Il potere in diretta Facebook. Ma i fatti restano muti
C’è un potere che oggi non ha più bisogno di piazze, comizi o domande scomode. Gli basta un click, una diretta Facebook, qualche foto “dietro le quinte” e una manciata di frasi altisonanti. È la comunicazione disintermediata, il nuovo orizzonte della politica locale e nazionale: niente giornalisti, niente contraddittorio, solo l’autonarrazione del potere che si autoproclama virtuoso.
Sindaci e amministratori, piccoli e grandi, ne hanno fatto abitudine. Alcuni, un vizio. Nel migliore dei casi, illudono i cittadini di partecipare; nel peggiore, costruiscono un palcoscenico dove la realtà è piegata alle esigenze di chi governa. Sulla bacheca social la città diventa un rendering patinato: strade pulite, cantieri annunciati, fondi “in arrivo”, mentre buche, ritardi e disservizi restano invisibili.
La dinamica è chiara: annuncio roboante, qualche hashtag motivazionale, diretta in orari studiati per il massimo di visualizzazioni. E guai a chi prova a chiedere dettagli, bilanci, tempi e responsabilità. Il giornalista che non si limita a rilanciare la nota stampa viene bollato come “fazioso”, accusato di “non fare il bene della città”. La critica, che in democrazia è ossigeno, diventa fastidio.
È una mutazione profonda del rapporto fra informazione e potere.

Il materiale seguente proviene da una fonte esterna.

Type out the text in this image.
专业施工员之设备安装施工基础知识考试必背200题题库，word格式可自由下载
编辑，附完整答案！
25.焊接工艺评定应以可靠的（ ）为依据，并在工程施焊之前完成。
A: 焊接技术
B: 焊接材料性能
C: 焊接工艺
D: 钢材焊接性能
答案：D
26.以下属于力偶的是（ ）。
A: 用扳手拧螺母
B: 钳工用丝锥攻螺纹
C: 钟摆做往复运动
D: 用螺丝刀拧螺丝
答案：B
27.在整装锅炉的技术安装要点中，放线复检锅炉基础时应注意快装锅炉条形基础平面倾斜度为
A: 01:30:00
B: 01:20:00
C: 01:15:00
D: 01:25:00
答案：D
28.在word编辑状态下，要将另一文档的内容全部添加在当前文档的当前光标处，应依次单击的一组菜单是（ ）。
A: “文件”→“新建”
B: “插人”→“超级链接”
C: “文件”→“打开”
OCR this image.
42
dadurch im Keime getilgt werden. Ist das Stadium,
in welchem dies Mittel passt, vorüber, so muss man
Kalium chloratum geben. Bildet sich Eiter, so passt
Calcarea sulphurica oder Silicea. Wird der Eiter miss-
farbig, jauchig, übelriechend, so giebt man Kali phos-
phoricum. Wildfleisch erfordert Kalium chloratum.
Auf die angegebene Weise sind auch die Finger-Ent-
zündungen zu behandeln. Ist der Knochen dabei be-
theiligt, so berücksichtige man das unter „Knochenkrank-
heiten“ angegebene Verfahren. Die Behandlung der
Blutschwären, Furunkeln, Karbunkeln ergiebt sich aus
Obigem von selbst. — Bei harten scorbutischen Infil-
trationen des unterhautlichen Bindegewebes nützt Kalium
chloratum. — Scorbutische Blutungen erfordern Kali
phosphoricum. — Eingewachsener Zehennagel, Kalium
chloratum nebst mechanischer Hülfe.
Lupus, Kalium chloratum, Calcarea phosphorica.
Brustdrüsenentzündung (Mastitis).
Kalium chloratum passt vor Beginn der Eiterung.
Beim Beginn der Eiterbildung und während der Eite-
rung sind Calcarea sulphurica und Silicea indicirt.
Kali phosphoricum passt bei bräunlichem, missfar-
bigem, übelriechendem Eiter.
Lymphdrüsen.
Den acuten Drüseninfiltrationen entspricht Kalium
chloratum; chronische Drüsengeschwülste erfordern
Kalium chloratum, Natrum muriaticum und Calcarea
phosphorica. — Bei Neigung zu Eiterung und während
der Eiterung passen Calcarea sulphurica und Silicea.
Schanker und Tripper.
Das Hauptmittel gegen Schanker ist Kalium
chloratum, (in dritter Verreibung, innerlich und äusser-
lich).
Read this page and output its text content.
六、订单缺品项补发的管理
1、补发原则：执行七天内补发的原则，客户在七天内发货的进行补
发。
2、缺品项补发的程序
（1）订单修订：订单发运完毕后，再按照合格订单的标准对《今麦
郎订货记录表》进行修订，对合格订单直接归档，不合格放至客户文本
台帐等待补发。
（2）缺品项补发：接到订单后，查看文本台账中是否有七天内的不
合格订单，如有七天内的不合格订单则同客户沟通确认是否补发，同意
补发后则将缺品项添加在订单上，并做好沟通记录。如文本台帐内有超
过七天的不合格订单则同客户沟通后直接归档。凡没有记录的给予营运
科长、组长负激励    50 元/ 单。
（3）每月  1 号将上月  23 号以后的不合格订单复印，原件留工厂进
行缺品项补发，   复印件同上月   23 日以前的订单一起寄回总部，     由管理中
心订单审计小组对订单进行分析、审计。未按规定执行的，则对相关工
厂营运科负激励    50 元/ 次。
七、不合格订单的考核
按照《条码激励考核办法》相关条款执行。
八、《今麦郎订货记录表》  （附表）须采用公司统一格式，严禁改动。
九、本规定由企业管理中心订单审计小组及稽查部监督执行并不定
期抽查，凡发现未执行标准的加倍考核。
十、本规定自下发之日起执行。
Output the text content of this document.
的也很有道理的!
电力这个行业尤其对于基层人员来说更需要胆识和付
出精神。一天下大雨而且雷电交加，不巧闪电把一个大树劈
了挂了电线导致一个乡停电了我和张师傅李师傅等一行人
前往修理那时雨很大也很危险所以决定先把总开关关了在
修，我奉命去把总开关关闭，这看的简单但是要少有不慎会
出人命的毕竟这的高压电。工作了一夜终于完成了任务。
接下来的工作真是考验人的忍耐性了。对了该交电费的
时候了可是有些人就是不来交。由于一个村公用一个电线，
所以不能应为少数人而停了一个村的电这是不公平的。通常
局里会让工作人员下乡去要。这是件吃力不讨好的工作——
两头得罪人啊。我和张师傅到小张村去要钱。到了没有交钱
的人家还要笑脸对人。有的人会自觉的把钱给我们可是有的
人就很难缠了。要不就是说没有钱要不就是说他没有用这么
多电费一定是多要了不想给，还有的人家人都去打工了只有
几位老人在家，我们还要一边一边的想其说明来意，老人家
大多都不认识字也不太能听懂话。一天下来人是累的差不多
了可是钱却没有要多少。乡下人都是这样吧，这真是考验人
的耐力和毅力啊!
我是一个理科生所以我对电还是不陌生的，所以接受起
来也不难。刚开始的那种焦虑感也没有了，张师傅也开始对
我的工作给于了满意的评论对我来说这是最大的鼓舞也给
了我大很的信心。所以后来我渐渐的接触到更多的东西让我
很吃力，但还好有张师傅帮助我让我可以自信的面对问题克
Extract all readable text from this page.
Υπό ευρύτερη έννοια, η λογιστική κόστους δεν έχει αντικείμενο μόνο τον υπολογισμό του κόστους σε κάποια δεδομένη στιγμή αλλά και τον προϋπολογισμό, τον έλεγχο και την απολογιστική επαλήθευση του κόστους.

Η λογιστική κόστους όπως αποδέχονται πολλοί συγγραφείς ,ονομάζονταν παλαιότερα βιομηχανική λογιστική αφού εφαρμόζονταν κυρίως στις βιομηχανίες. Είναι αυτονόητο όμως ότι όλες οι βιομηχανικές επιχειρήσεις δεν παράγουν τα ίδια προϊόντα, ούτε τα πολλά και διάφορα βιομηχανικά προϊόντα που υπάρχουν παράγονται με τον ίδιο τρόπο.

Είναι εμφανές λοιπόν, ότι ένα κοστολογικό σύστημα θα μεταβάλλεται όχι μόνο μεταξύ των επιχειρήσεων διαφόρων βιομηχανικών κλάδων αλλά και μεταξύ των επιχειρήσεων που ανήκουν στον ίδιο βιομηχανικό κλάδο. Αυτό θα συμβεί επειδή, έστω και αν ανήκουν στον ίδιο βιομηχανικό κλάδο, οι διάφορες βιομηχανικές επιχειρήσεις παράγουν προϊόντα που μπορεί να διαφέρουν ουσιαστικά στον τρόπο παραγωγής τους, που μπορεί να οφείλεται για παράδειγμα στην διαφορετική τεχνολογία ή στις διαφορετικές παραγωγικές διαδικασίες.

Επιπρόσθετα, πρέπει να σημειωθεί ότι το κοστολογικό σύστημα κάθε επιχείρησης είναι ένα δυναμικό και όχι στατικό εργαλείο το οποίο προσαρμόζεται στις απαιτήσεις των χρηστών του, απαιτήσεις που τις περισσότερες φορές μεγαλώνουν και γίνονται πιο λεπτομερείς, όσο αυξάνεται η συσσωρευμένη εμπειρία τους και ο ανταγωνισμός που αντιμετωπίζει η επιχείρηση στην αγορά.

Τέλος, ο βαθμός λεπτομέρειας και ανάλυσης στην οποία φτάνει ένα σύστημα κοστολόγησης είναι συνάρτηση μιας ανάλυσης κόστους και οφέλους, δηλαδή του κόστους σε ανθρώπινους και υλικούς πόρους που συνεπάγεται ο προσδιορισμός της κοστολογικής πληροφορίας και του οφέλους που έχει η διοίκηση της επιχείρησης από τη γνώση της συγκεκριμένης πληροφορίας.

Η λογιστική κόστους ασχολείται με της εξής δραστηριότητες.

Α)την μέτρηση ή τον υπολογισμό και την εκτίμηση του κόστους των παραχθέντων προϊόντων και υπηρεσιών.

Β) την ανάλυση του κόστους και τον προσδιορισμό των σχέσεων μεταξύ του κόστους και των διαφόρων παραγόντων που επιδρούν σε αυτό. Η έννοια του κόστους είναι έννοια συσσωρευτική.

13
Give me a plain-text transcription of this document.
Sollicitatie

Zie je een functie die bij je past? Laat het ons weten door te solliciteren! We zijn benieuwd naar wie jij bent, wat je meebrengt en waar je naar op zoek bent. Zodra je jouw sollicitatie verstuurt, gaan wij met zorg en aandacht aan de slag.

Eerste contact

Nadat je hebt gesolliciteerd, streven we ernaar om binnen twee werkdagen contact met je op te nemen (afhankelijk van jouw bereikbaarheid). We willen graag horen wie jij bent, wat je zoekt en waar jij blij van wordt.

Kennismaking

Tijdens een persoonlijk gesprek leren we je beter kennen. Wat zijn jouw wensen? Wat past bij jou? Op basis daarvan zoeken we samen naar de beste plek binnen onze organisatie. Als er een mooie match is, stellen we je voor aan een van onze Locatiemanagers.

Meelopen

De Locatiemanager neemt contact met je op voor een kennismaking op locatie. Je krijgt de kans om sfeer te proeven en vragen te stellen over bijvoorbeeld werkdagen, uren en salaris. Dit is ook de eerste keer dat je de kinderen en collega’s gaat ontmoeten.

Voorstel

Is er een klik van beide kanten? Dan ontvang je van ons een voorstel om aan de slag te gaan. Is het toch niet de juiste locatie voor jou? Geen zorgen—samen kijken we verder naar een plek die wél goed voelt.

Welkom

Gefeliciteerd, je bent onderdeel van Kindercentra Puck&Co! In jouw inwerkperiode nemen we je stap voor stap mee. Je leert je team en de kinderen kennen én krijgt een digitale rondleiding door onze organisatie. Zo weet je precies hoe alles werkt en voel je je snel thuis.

La mediazione giornalistica – quel filtro fatto di verifica, confronto di fonti, domande scomode – è considerata un ostacolo. Il nuovo banditore del potere è Facebook, che offre una piazza gratuita e un pubblico pronto a mettere like. Ma i fatti, quelli che cambiano la vita delle persone, restano muti.
Questa deriva ha due effetti. Il primo è il logoramento della fiducia pubblica: quando la narrazione virtuale si scontra con la realtà quotidiana – servizi che non funzionano, promesse inevase – la distanza tra cittadini e istituzioni diventa un cratere. Il secondo è la marginalizzazione del giornalismo, ridotto a rincorrere i post invece di incalzare i governanti.
Non è solo un problema di stile comunicativo. È un nodo democratico. Perché senza un’informazione libera, capace di contestare e verificare, la propaganda riempie ogni spazio, anestetizza il dissenso e consegna a chi governa il monopolio della verità. Servirebbe ricordarlo, oggi più che mai, ai sindaci e ai leader che confondono la diretta social con il buon governo: i like non tappano le buche, non riparano un ospedale, non creano lavoro. E il giornalismo, quello vero, continuerà a chiederlo.